Quante volte allineiamo respiro e azione?
Quante ascoltiamo cosa ci dice il corpo in determinate situazioni? La pancia, ad esempio, è bravissima a intercettare le situazioni di fastidio. Perché non la ascoltiamo più spesso?
Intendiamoci, non funziona solo per le situazioni spiacevoli.
Nello yoga, quando connettiamo respiro e movimenti, il nostro corpo arriva a strabiliarci con ciò che realmente può fare. Man mano che queste due parti si allineano, ogni posa risulta più semplice e, in quella semplicità, più bella.
Perché, allora, non provare a fidarci del nostro respiro e connetterlo alle azioni anche al di fuori della pratica? Potremmo rimanere stupiti da quello che accade.
Anche io credevo di farlo, nella mia precedente vita. Poi, ho capito che non era così.
Perché quella di cui parlo in queste righe, quella di cui parlava l’insegnante stamattina, non è una connessione superficiale. Bensì qualcosa di più profondo, che parte dall’ascolto.
Ascolto del nostro respiro, del nostro corpo, e anche degli altri: delle sensazioni che ci provocano ambienti e persone.
Non si tratta di mettere insieme i puntini. Come durante una riunione (connecting the dots, quante volte l’ho sentito dire in azienda; in italiano o inglese, poco importa) in cui si cerca di fare la sintesi degli interventi di tutti, o come nella settimana enigmistica (in cui si cerca solo di visualizzare un’immagine nel modo più veloce possibile).
Si tratta di ascoltare.
Perché insisto?
Perché a furia di connettere senza ascoltare facciamo solo dei bei minestroni, di quelli poco riusciti.
Anzi, per buona grazia del minestrone, nella convinzione che connettere voglia dire solo mettere insieme le cose, ci stiamo nutrendo tutti i giorni di tante belle poke bowl, che tanto vanno di moda, in cui riso, avocado, edamame e salmone restano tutti separati, uniti al massimo da una salsa teriyaki.
E quello che ne perde è il gusto, la riuscita della ricetta, la bellezza.

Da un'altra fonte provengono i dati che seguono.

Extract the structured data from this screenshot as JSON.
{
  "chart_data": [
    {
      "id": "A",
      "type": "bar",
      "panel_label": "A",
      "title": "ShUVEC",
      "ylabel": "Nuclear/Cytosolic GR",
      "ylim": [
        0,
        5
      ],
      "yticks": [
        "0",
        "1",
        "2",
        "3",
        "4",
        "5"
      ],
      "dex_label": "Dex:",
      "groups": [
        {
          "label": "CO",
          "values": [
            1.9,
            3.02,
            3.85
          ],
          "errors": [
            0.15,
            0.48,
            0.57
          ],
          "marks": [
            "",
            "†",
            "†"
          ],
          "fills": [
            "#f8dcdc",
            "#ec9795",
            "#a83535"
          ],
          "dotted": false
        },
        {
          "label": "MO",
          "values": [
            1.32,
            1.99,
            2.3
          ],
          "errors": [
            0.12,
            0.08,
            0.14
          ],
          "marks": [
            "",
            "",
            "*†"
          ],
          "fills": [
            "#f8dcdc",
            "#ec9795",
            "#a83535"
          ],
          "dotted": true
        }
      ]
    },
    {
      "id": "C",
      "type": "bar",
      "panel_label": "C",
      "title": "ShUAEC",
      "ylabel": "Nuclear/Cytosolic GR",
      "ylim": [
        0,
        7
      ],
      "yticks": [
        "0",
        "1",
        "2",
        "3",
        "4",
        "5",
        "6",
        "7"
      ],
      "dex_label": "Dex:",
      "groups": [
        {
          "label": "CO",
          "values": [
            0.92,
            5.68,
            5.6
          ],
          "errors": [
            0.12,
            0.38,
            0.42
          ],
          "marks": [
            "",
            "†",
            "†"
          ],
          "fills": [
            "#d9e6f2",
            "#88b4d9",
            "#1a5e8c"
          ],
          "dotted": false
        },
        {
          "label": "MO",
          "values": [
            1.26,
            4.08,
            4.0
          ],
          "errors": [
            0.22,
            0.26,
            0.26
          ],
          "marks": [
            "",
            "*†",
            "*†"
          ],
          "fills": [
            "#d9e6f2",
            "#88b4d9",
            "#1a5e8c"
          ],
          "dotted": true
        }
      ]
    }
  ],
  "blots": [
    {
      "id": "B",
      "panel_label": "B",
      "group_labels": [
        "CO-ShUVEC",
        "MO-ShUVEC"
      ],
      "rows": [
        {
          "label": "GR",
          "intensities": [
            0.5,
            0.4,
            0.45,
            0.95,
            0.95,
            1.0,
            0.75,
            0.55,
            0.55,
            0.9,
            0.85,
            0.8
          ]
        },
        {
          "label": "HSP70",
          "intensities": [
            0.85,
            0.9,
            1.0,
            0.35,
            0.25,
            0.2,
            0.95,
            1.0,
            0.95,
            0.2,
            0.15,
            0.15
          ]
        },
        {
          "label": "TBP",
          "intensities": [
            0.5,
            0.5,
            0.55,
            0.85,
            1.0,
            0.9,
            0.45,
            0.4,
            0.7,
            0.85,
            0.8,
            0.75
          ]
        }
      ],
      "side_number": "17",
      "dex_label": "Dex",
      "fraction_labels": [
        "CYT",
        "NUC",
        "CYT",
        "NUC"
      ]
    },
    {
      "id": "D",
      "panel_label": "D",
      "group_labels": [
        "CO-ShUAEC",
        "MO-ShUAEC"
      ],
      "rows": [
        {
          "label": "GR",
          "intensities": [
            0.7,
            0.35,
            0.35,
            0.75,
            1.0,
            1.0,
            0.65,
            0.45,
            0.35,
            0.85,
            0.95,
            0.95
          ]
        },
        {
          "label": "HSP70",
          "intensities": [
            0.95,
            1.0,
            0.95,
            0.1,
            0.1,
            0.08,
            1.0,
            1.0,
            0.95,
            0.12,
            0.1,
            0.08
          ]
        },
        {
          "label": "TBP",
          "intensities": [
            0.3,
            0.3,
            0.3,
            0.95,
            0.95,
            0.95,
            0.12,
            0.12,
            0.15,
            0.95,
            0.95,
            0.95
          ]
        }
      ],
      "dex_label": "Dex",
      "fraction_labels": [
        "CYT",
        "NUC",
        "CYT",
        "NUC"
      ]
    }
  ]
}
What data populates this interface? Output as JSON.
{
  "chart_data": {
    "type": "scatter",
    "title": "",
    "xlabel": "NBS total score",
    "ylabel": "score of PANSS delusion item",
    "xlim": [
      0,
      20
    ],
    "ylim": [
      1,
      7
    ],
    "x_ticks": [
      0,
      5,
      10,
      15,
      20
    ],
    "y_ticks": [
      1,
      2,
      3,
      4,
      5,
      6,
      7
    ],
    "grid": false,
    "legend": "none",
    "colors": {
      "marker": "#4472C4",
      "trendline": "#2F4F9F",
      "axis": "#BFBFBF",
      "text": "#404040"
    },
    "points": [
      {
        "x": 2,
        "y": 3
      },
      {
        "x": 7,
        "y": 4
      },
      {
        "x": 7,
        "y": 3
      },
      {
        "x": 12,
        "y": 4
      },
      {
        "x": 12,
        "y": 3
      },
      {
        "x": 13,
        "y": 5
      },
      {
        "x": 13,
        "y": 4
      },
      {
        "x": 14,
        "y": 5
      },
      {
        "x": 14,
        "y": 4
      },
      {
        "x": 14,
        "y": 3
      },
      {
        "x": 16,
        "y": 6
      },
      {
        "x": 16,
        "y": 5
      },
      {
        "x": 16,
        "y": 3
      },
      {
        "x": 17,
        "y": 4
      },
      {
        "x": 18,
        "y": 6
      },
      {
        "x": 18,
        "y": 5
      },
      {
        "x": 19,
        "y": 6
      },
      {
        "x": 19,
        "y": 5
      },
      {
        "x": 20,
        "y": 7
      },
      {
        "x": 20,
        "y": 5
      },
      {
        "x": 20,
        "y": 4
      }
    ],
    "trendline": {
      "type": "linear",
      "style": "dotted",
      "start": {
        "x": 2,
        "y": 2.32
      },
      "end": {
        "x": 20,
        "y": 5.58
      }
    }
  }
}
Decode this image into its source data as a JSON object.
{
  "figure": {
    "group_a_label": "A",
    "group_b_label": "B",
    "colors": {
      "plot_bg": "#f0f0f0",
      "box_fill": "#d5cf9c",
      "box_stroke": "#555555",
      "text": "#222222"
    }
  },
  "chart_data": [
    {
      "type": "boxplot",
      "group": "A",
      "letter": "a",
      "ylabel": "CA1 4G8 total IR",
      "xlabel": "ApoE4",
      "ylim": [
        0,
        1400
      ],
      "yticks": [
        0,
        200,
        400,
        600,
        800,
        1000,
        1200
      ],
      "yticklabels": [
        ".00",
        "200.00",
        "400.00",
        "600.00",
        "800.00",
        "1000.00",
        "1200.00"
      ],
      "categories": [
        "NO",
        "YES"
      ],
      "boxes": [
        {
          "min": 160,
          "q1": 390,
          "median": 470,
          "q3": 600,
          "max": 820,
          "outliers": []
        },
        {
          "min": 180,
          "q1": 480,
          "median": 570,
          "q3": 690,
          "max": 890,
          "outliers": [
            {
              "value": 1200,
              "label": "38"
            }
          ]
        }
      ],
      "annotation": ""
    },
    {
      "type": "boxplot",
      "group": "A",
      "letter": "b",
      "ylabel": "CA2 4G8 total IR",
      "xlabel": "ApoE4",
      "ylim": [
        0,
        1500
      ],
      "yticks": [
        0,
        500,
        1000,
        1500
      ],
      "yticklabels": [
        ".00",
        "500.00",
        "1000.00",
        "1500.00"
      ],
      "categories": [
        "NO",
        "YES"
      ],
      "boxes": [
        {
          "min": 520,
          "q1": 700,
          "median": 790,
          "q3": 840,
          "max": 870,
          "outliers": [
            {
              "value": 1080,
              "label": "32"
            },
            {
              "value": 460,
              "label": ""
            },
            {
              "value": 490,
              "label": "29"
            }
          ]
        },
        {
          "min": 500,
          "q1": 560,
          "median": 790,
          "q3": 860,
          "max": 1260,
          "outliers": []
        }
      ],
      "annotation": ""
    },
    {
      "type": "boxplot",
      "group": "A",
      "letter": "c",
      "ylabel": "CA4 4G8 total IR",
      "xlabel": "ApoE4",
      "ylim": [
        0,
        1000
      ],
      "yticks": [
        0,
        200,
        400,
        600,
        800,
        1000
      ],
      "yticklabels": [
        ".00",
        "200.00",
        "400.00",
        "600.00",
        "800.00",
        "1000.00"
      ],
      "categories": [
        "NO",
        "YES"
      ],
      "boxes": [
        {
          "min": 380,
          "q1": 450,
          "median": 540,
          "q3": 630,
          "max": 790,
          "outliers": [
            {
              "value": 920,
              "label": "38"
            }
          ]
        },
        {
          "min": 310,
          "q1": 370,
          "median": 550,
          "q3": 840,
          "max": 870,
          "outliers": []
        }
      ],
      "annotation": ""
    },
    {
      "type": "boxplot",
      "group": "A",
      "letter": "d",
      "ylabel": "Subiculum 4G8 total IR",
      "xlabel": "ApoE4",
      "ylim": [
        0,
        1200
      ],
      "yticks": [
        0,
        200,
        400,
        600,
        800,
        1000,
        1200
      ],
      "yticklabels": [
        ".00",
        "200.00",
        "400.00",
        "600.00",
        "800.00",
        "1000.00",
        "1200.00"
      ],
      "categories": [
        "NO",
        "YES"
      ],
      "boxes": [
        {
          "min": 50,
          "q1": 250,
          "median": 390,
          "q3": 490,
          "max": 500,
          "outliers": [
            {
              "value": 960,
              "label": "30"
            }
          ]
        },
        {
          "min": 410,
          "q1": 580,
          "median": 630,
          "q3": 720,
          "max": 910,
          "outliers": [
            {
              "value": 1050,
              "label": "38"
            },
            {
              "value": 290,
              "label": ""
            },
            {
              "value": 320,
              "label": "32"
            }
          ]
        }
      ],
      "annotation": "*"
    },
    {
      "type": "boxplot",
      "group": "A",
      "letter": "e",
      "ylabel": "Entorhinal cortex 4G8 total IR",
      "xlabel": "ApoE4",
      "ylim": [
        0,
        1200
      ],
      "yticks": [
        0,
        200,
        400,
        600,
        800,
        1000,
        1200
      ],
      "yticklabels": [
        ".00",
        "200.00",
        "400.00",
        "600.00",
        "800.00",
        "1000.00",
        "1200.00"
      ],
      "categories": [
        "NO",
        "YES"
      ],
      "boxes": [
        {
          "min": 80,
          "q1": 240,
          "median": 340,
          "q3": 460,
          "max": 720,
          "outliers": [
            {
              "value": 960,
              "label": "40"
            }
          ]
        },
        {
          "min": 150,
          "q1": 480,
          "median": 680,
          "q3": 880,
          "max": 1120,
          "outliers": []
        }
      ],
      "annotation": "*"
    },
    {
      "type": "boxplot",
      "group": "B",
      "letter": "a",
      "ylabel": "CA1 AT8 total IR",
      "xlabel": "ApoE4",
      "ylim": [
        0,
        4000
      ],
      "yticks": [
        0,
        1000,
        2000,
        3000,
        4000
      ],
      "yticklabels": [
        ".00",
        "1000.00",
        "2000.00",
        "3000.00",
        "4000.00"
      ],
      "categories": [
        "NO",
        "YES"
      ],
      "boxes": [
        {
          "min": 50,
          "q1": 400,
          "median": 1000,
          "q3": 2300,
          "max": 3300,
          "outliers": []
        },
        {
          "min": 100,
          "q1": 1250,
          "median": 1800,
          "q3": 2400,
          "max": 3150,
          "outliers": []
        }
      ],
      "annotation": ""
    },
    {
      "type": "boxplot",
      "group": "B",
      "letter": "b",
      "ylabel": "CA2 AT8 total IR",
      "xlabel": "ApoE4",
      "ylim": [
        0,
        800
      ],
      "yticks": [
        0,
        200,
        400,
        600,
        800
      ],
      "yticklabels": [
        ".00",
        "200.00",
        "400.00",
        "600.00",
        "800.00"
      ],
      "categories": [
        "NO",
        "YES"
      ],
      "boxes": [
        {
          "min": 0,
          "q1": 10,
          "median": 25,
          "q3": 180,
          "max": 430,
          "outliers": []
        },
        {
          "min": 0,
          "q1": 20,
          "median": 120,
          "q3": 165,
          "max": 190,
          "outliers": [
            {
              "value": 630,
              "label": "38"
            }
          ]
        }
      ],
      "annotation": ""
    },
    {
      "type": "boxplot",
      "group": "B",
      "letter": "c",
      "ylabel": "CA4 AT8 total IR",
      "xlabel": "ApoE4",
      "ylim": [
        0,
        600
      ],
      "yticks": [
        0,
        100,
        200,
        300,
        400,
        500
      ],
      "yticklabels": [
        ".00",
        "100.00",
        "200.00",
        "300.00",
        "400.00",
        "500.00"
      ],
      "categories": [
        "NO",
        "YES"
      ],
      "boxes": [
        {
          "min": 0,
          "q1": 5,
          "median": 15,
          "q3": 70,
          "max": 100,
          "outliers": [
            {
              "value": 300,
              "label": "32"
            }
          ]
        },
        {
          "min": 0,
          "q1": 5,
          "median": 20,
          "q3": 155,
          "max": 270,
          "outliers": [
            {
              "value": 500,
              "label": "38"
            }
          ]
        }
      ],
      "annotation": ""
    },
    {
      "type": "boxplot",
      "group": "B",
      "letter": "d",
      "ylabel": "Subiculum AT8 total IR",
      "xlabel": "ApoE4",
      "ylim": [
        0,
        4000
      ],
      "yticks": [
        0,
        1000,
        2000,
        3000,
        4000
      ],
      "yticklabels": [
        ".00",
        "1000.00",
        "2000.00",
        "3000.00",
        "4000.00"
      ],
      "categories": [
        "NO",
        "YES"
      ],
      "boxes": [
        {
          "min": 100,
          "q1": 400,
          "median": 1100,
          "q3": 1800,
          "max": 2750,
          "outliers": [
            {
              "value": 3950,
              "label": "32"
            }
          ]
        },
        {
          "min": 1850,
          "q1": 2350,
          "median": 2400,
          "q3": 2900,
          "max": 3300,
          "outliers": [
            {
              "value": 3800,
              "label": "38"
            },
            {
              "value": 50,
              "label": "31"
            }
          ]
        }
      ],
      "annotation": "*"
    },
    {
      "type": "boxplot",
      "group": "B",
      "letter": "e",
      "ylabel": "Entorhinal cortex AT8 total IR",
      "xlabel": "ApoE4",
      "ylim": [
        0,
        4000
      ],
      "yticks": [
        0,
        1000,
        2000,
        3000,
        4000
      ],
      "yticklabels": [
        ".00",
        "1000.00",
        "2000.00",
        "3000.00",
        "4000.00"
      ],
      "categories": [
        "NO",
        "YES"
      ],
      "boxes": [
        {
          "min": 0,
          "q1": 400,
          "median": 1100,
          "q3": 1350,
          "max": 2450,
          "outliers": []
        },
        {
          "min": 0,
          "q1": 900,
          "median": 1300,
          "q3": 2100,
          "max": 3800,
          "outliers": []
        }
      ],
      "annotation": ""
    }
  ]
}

– dei contenuti; le immagini sembrano non avere nulla a che fare con le parole, ma ho voluto utilizzarle perché sono i panorami (e le persone) che accompagnano, in queste settimane, i miei pensieri. La fai facile, mi direte, con una vista così. Beh, sì, la faccio facile; ma volete forse dirmi che non abbiamo panorami altrettanto belli, nella loro diversità, in Italia? Tutto sta a far capire alle aziende che lavorare circondati dalla bellezza e da contesti che stimolano il pensiero renderebbe migliore il contributo di ognuno. Ecco, questo non è facile in effetti. Ma sono fiduciosa che poco alla volta ci riusciremo a rendere consapevoli dell’inevitabile anche i più vecchi puristi del “tutti in azienda h24”
– dell’italiano; nessun linguista è stato torturato per scrivere queste poche righe. Al momento sono oltre oceano, a sette ore di fuso, e l’insegnante tica (proveniente da CostaRica) fa lezione in inglese.